Pacman’s normal -Sc will remove all versions of any packages that are
no longer installed and -Scc will clear that plus old versions of
packages that are still installed.
The poster wanted a way to run -Scc but also keep the last 1 or 2
versions back from installed. There was no support for this in pacman
directly, so a bit of a bash-off ensued.
I wrote a pretty crappy script which I posted there, it laid around in
my ~/.bin collecting dust for a while, but I recently rewrote it. I’m
pretty proud of the result for its effectiveness and succinctness, so I
think it deserves a little discussion.
The methodology of the two versions is the same, but this new version leans heavily on good ol’ unix shell-scripting principles to provide the exact same functionality in way less code, memory, and time.
Approach ๐
The first approach discussed on the thread was to parse filenames for
package and version, then do a little sort-grepping to figure out
which versions to keep and which versions to discard. This method is
fast, but provably inaccurate if a package name contains numbers on the
end.
I went a different way.
For each package, pull the .PKGINFO file out of the archive, parse the
pkgname and pkgversion variables out of it, then do the same
sort-grepping to figure out what to discard.
My first implementation of this algorithm was really bad. I’d parse and
write pkgname|pkgversion to a file in /tmp. Then I’d grep unique
package names using -m to return at most the number of versions you
want to keep (of each package) and store that in another file. I’d then
walk those files and rm the packages.
Ick.
Needs moar unix ๐
The aforementioned ugliness, plus some configuration and error checking weighed in at 162 lines of code, used two files, and was dirt slow. I decided to re-attack the problem with a unix mindset.
In a nutshell: write small units that do one thing and communicate via simple text streams.

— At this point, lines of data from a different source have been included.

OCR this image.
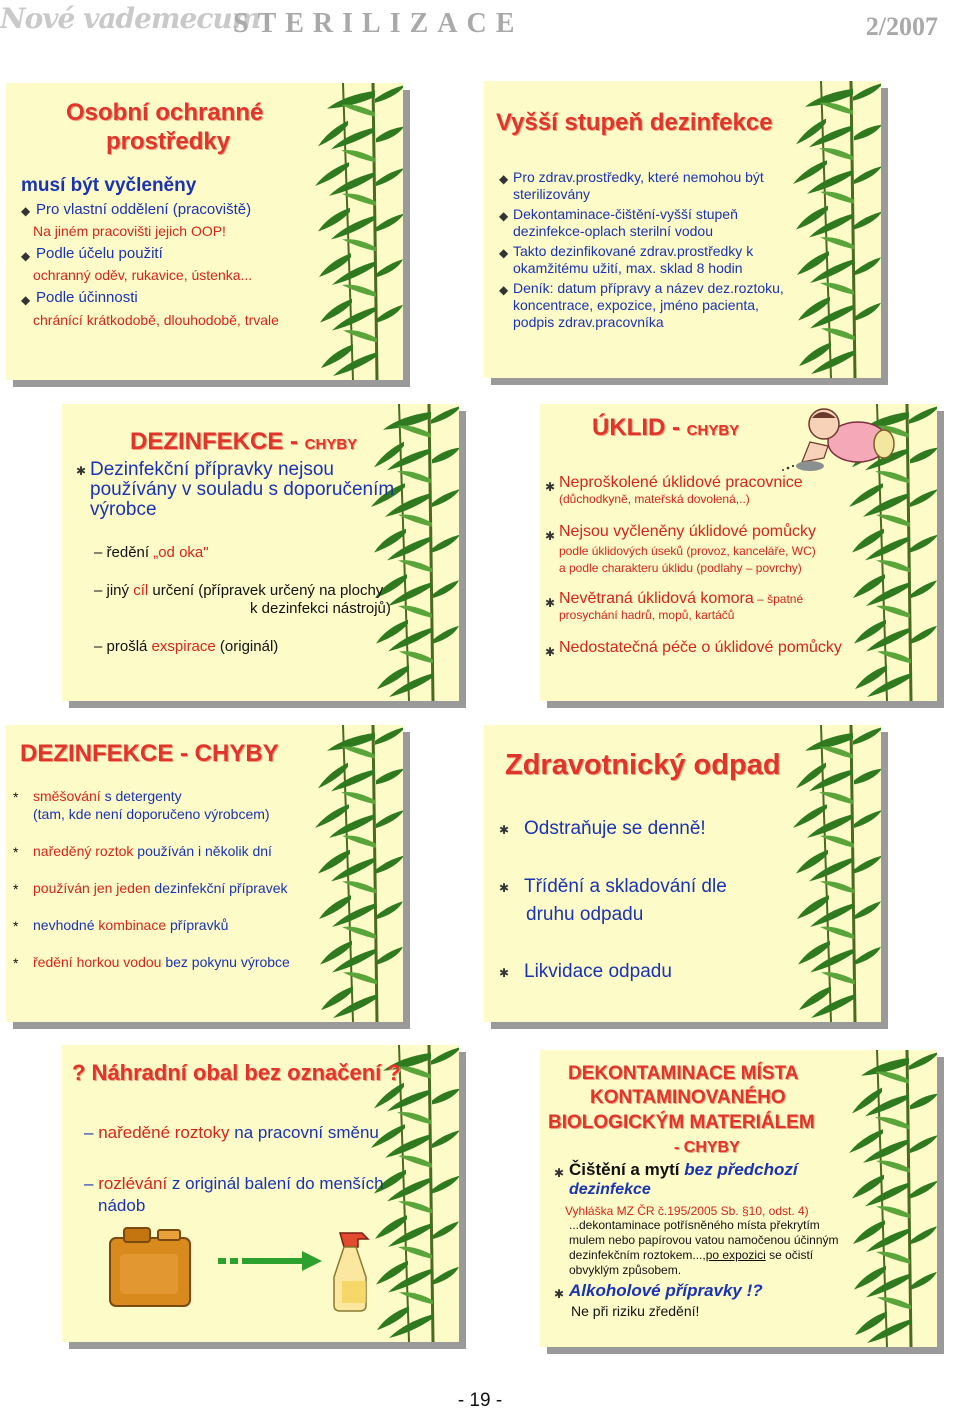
Nové vademecum
STERILIZACE	2/2007
Osobní ochranné
prostředky
musí být vyčleněny
◆ Pro vlastní oddělení (pracoviště)
Na jiném pracovišti jejich OOP!
◆ Podle účelu použití
ochranný oděv, rukavice, ústenka...
◆ Podle účinnosti
chránící krátkodobě, dlouhodobě, trvale
Vyšší stupeň dezinfekce
◆ Pro zdrav.prostředky, které nemohou být
sterilizovány
◆ Dekontaminace-čištění-vyšší stupeň
dezinfekce-oplach sterilní vodou
◆ Takto dezinfikované zdrav.prostředky k
okamžitému užití, max. sklad 8 hodin
◆ Deník: datum přípravy a název dez.roztoku,
koncentrace, expozice, jméno pacienta,
podpis zdrav.pracovníka
DEZINFEKCE - CHYBY
✱ Dezinfekční přípravky nejsou
používány v souladu s doporučením
výrobce
– ředění „od oka"
– jiný cíl určení (přípravek určený na plochy
k dezinfekci nástrojů)
– prošlá exspirace (originál)
ÚKLID - CHYBY
✱ Neproškolené úklidové pracovnice
(důchodkyně, mateřská dovolená,..)
✱ Nejsou vyčleněny úklidové pomůcky
podle úklidových úseků (provoz, kanceláře, WC)
a podle charakteru úklidu (podlahy – povrchy)
✱ Nevětraná úklidová komora – špatné
prosychání hadrů, mopů, kartáčů
✱ Nedostatečná péče o úklidové pomůcky
DEZINFEKCE - CHYBY
* směšování s detergenty
(tam, kde není doporučeno výrobcem)
* naředěný roztok používán i několik dní
* používán jen jeden dezinfekční přípravek
* nevhodné kombinace přípravků
* ředění horkou vodou bez pokynu výrobce
Zdravotnický odpad
✱ Odstraňuje se denně!
✱ Třídění a skladování dle
druhu odpadu
✱ Likvidace odpadu
? Náhradní obal bez označení ?
– naředěné roztoky na pracovní směnu
– rozlévání z originál balení do menších
nádob
DEKONTAMINACE MÍSTA
KONTAMINOVANÉHO
BIOLOGICKÝM MATERIÁLEM
- CHYBY
✱ Čištění a mytí bez předchozí
dezinfekce
Vyhláška MZ ČR č.195/2005 Sb. §10, odst. 4)
...dekontaminace potřísněného místa překrytím
mulem nebo papírovou vatou namočenou účinným
dezinfekčním roztokem...,po expozici se očistí
obvyklým způsobem.
✱ Alkoholové přípravky !?
Ne při riziku zředění!
- 19 -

The first unit this script needs is a parser. It should accept a list of
packages (relative file paths) on stdin, parse and output two
space-separated values on stdout: name and path. The path will be
needed by the next unit down the line, so we need to pass it through.
parse() {
local package opt
while read -r package; do
case "$package" in
*gz) opt='-qxzf' ;;
*xz) opt='-qxJf' ;;
esac
bsdtar -O $opt "$package" .PKGINFO |\
awk -v package="$package" '/^pkgname/ { printf("%s %s\n", $3, package) }'
done
}
11 lines and damn fast. Thank god for bsdtar’s -q option. It tells
the extraction to stop after finding the file I’ve requested. Since the
.PKGINFO file is usually the first thing in the archive, we barely do
any work to get the values.
It’s also done completely in RAM by piping tar directly to awk.

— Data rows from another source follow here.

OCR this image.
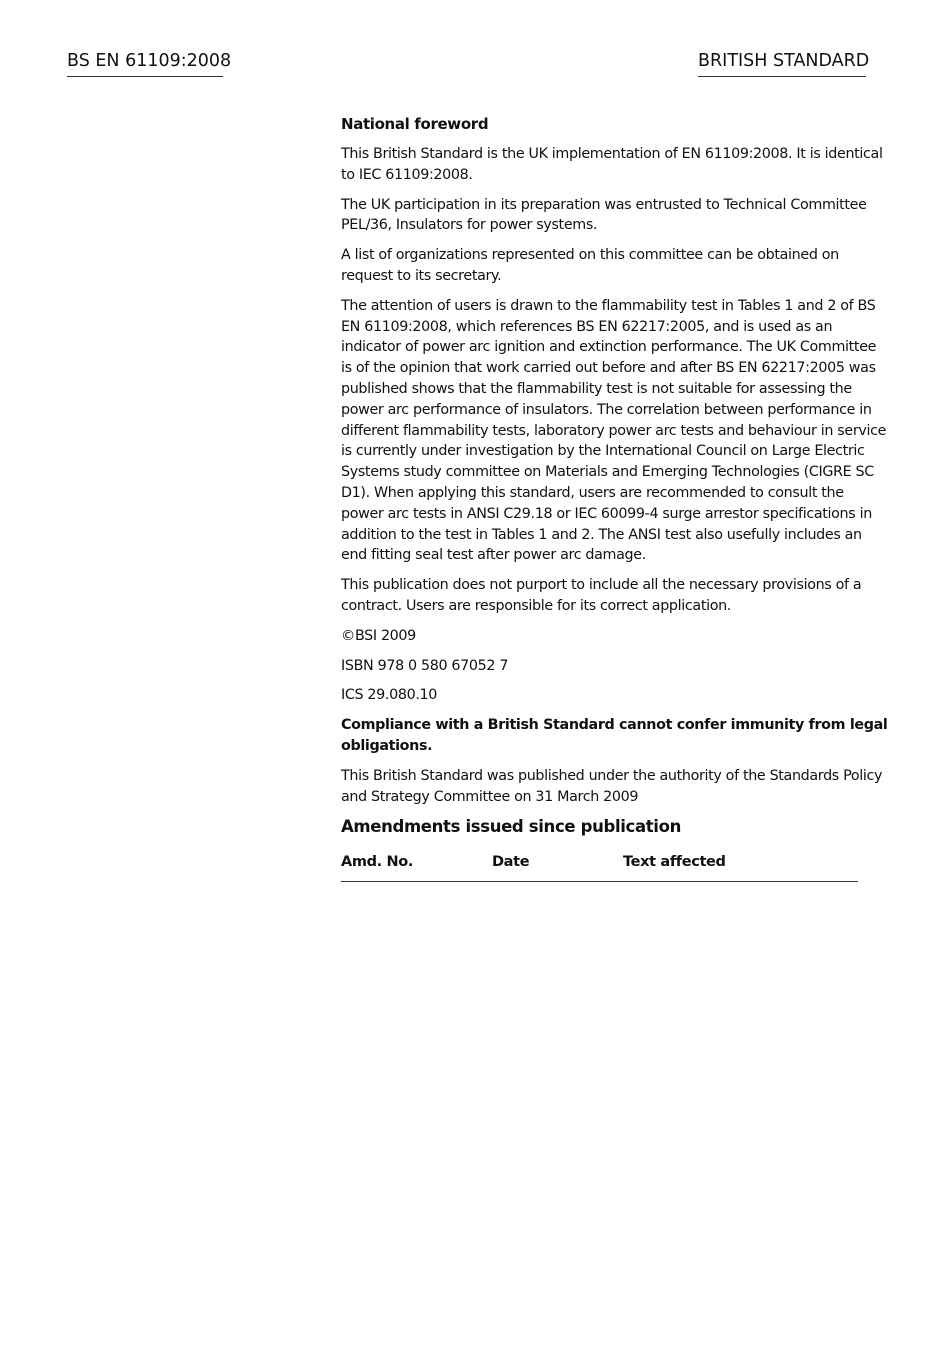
BS EN 61109:2008	BRITISH STANDARD
National foreword

This British Standard is the UK implementation of EN 61109:2008. It is identical to IEC 61109:2008.

The UK participation in its preparation was entrusted to Technical Committee PEL/36, Insulators for power systems.

A list of organizations represented on this committee can be obtained on request to its secretary.

The attention of users is drawn to the flammability test in Tables 1 and 2 of BS EN 61109:2008, which references BS EN 62217:2005, and is used as an indicator of power arc ignition and extinction performance. The UK Committee is of the opinion that work carried out before and after BS EN 62217:2005 was published shows that the flammability test is not suitable for assessing the power arc performance of insulators. The correlation between performance in different flammability tests, laboratory power arc tests and behaviour in service is currently under investigation by the International Council on Large Electric Systems study committee on Materials and Emerging Technologies (CIGRE SC D1). When applying this standard, users are recommended to consult the power arc tests in ANSI C29.18 or IEC 60099-4 surge arrestor specifications in addition to the test in Tables 1 and 2. The ANSI test also usefully includes an end fitting seal test after power arc damage.

This publication does not purport to include all the necessary provisions of a contract. Users are responsible for its correct application.

©BSI 2009

ISBN 978 0 580 67052 7

ICS 29.080.10

Compliance with a British Standard cannot confer immunity from legal obligations.

This British Standard was published under the authority of the Standards Policy and Strategy Committee on 31 March 2009

Amendments issued since publication
Amd. No.	Date	Text affected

Step two would be the actual pruning. Accept that same space-separated
list on stdin and for any package versions beyond the ones we want
to keep (the 3 most recent), echo the full path to the package file on
stdout.
prune() {
local name package last_seen='' num_seen=0
while read -r name package; do
[[ -n "$last_seen" ]] && [[ "$last_seen" != "$name" ]] && num_seen=0
num_seen=$((num_seen+1))
# print full path
[[ $num_seen -gt $versions_to_keep ]] && readlink -f "$package"
last_seen="$name"
done
}
Just watch the list go by and count the number of packages for each name. I’m ensuring that the list is coming in reverse sorted already, so once we see the number of packages we want to keep, any same-named packages after that should be printed.
So simple.
pacman -Sc first to remove all versions of
uninstalled software. Then use this script to clear all but installed
plus the two previous versions. This assumes the highest version in the
cache is the installed version which may or may not be true in all
cases.
All that’s left is to make that reverse sorted list and pipe it through.
find ./ -maxdepth 1 -type f -name '*.pkg.tar.[gx]z' | LC_ALL='C' sort -r | parse | prune
So the whole script (new version) weighs in at ~30 lines (with whitespace) and I claim it is exactly as feature-rich as the first version.
I know what you’re saying: there’s no definition of the cache, no optional safe-list vs actual-removing behavior, there’s no removing at all!
Well, you’re just not thinking unix.
$ cd /some/cache/of/packages
$ pacprune # as a normal user, just print the list that
# should be removed -- totally safe.
$ pacprune | sudo xargs rm # then do the actual removal
You’re free to get as fancy as you’d like too…
$ archiveit() { sudo mv "$@" ~/pkg_archive/; }
$ pacprune | xargs archiveit
And the only configuration is setting the versions_to_keep variable at
the top of the script.
The script can be found in my scripts repo.